Flatté, non, honoré qu’il est, l'anartiste papowète d’être invité au club des Neuf Cents Nonante Neuf Vénérables par son vieil ami l’aristochat qui se la joue mécène béni des artistes maudits, et qui se rengorge déjà à l’idée de se dindonner cravaté comme Papa lui avait appris à si bien le faire pour sa première communion ! Car, en ce cercle fermé, le port de la cravate est toujours de règle !

Néanmoins, plus d’une question le turlupine en cette époque où les vents - ou les pets - capricieux de la mode décatissent les plus augustes traditions: sa cravate, devrait-il la glisser dans sa ceinture par dessus le fond de son pantalon pour une espèce de grand jeu scout visant à s'attraper la queue entre la poire et le fromage ? Ou la boucler sur le front à la manière des iroquois en priant le grand Manitou d’en redresser orgueilleusement les extrémités comme paire de plumes d’aigle impérial ? Ou la tirebouchonner en toute simplicité de pendu autour du cou, façon col romain, dans une couleur assortie à son bleu de sans-culotte sans-travail?

Un peu inquiet aussi car un de ses copains se vante d’avoir, dans sa jeunesse, fréquenté un pub d’Oxford, sans doute aussi sélect que le Club des 999, dont les murs étaient tapissés de milliers de bouts de cravates, métaphores de ces étuis péniens arborés par les aborigènes de Papouasie, et que le barman, avec des ciseaux dorés de castrateur, s’empressait de couper au nez ou à la barbe des étrangers inadéquatement parrainés… honte que lui avait épargné son nœud papillon de dandy.

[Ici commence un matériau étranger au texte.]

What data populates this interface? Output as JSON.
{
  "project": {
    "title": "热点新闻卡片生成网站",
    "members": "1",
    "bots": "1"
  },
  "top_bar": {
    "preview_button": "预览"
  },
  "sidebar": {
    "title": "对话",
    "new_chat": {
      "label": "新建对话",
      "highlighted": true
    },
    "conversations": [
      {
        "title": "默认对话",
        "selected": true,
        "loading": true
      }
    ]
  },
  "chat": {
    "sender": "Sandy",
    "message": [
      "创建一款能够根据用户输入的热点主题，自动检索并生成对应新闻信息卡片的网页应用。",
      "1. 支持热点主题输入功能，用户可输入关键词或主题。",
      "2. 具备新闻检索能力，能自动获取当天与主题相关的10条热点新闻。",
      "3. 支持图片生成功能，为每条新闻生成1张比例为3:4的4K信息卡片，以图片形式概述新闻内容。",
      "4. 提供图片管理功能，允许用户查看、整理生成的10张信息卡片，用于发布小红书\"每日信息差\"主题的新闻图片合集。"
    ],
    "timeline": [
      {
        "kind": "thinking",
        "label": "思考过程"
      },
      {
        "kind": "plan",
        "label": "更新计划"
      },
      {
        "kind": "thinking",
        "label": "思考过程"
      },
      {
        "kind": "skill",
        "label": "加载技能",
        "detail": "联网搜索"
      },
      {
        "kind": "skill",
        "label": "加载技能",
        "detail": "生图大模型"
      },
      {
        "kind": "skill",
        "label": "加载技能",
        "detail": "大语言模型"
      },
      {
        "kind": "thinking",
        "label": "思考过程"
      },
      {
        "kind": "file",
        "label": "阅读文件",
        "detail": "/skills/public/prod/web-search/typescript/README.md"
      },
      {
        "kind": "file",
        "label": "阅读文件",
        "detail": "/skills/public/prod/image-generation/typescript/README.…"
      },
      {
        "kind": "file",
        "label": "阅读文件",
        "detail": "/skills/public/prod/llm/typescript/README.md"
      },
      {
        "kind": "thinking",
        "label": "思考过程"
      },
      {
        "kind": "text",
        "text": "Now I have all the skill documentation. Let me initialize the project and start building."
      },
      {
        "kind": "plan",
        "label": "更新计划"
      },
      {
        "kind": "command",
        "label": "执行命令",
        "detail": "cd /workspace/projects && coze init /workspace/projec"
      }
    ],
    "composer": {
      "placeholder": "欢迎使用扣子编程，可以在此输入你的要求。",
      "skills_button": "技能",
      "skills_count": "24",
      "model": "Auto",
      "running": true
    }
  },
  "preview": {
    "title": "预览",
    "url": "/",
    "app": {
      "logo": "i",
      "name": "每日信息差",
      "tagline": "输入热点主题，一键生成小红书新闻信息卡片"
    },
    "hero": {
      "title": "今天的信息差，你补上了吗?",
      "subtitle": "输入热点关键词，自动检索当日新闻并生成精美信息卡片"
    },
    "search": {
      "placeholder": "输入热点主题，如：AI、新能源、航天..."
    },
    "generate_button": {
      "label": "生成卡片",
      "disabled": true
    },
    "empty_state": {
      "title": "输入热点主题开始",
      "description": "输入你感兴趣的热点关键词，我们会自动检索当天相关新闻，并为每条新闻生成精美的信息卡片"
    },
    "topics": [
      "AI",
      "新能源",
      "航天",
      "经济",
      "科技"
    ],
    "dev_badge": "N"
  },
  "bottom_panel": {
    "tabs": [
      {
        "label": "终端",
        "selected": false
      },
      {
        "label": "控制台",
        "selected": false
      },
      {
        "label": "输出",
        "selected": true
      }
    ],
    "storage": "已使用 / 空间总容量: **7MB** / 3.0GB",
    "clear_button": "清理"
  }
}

Mais audacieusement, que dis-je témérairement qu'il se la gonfle pour braver de tels périls car trop-heureux de se voir prié (bien qu’athée plutôt que café au lait) dans de si hautes sphères et acceptant subséquemment l’invitation! Estimant pouvoir toujours faire comme son maître à penser, le dadaïste surréalisant Marcel Marien qui, refoulé à la porte d’un diner auquel il avait été convié parce qu’il ne portait point de veston, revint un quart d’heure plus tard dans un complet gris passe-muraille de la plus belle coupe… pour, la soupe servie, en verser des pleines cuillerées dans ses multiples poches et répondre à la maitresse de maison s’étonnant de cet indigeste rituel gastronomique : « Mais Mâdâme, n’est ce pas mon habit que vous avez invité ! La plus élémentaire politesse ne prescrit-elle donc pas que ce soit lui qui se délecte de vos faveurs ? »

Il n'est dès lors pas exclu que notre drôle se sente autorisé à de même humecter délicatement sa chose rouge en chantant: «Marie, trempe ton pain dans ta soupe... Marie, trempe ton pain dans ton vin… ».

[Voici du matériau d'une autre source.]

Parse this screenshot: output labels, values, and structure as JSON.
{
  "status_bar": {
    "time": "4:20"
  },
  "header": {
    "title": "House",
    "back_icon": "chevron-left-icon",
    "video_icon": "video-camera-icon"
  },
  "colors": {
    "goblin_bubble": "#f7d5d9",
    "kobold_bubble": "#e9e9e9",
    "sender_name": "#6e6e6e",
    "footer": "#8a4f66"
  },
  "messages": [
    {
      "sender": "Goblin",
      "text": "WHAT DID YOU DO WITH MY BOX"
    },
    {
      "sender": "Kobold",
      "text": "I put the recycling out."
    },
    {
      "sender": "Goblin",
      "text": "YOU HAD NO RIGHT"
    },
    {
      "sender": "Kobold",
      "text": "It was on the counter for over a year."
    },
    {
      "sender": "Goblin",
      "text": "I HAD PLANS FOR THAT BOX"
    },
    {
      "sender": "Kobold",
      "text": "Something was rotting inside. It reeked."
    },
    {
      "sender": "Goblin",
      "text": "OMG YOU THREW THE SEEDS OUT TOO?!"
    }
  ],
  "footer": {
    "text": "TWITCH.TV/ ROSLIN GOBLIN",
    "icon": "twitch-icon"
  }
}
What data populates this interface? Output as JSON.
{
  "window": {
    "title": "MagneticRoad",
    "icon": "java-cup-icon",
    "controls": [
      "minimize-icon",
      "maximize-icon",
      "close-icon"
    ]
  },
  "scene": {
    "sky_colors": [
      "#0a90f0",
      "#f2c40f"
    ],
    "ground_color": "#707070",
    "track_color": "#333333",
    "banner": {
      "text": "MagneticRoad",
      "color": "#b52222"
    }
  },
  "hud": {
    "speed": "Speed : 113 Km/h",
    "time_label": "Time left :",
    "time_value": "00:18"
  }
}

PS: Mais espère-t-il encore être convié par pareilles connaissances*, cet insolent**? Lui qui a commémoré le bicentenaire de la Révolution française lors d'une mascarade organisée par la fraternelle des "Petits de et Autres Fonds de Châteaux" en demandant à l’aboyeur de l’annoncer "Ci-devant Sans Culotte (ni caleçon)": portant beau un sarrau d'épais coton bleu et brandissant, palsambleu***!, un couteau Louis XVI à la pointe embrochée sur une bonne grosse poire Doyenné **** ?

 

* connaissance:mot à l'étymologie troublante puisqu'il suggère autant le partage d'un certain savoir que le privilège d'être né, bien né dans le même type de berceau.

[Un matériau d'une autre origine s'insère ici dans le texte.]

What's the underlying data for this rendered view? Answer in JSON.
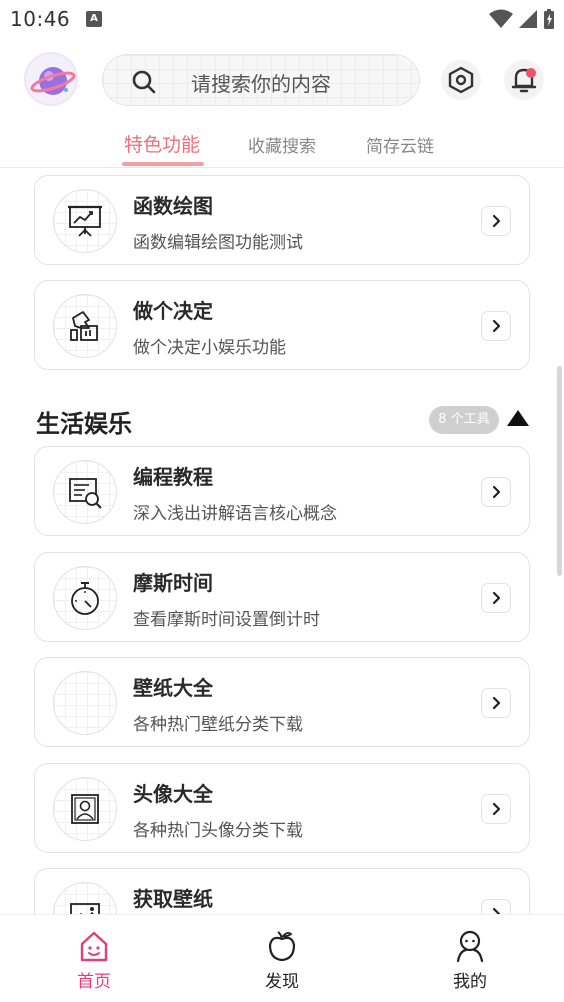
{
  "status_bar": {
    "time": "10:46",
    "notification_icon": "A"
  },
  "header": {
    "logo_icon": "planet-logo-icon",
    "search_placeholder": "请搜索你的内容",
    "settings_icon": "hexagon-settings-icon",
    "bell_icon": "bell-icon"
  },
  "tabs": [
    {
      "label": "特色功能",
      "active": true
    },
    {
      "label": "收藏搜索",
      "active": false
    },
    {
      "label": "简存云链",
      "active": false
    }
  ],
  "cards_top": [
    {
      "title": "函数绘图",
      "desc": "函数编辑绘图功能测试",
      "icon": "chart-board-icon"
    },
    {
      "title": "做个决定",
      "desc": "做个决定小娱乐功能",
      "icon": "hand-ballot-icon"
    }
  ],
  "section": {
    "title": "生活娱乐",
    "badge": "8 个工具",
    "toggle": "▲"
  },
  "cards_section": [
    {
      "title": "编程教程",
      "desc": "深入浅出讲解语言核心概念",
      "icon": "code-tutorial-icon"
    },
    {
      "title": "摩斯时间",
      "desc": "查看摩斯时间设置倒计时",
      "icon": "stopwatch-icon"
    },
    {
      "title": "壁纸大全",
      "desc": "各种热门壁纸分类下载",
      "icon": "wallpaper-icon"
    },
    {
      "title": "头像大全",
      "desc": "各种热门头像分类下载",
      "icon": "avatar-portrait-icon"
    },
    {
      "title": "获取壁纸",
      "desc": "",
      "icon": "image-icon"
    }
  ],
  "bottom_nav": [
    {
      "label": "首页",
      "active": true,
      "icon": "home-icon"
    },
    {
      "label": "发现",
      "active": false,
      "icon": "apple-icon"
    },
    {
      "label": "我的",
      "active": false,
      "icon": "person-icon"
    }
  ],
  "colors": {
    "accent": "#f0707a",
    "nav_active": "#e0407a",
    "badge": "#cfcfcf"
  }
}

**  insolent: qui est ou si'imagine dans le soleil, ayant l'outrecuidance de se croire source de lumière, à l'instar du Roi-Soleil.

***  "palsambleu": périphrase signifiant "par le sang de Dieu" dont les nobles abusaient durant le Moyen-âge pour jurer et maudire sans s'attirer les foudres du Ciel. Car, comme dans "parbleu", "crébleu", "morbleu", ils y remplaçaient pieusement ou peureusement le nom de dieu par bleu... eux dont le sang ne pouvait qu'être d'essence divine, et non rouge comme le vin des révolutionnaires!

**** poire Doyenné: Louis XVI n'avait-il pas été surnommé, de son vivant, le roi à la tête de (bonne) poire ?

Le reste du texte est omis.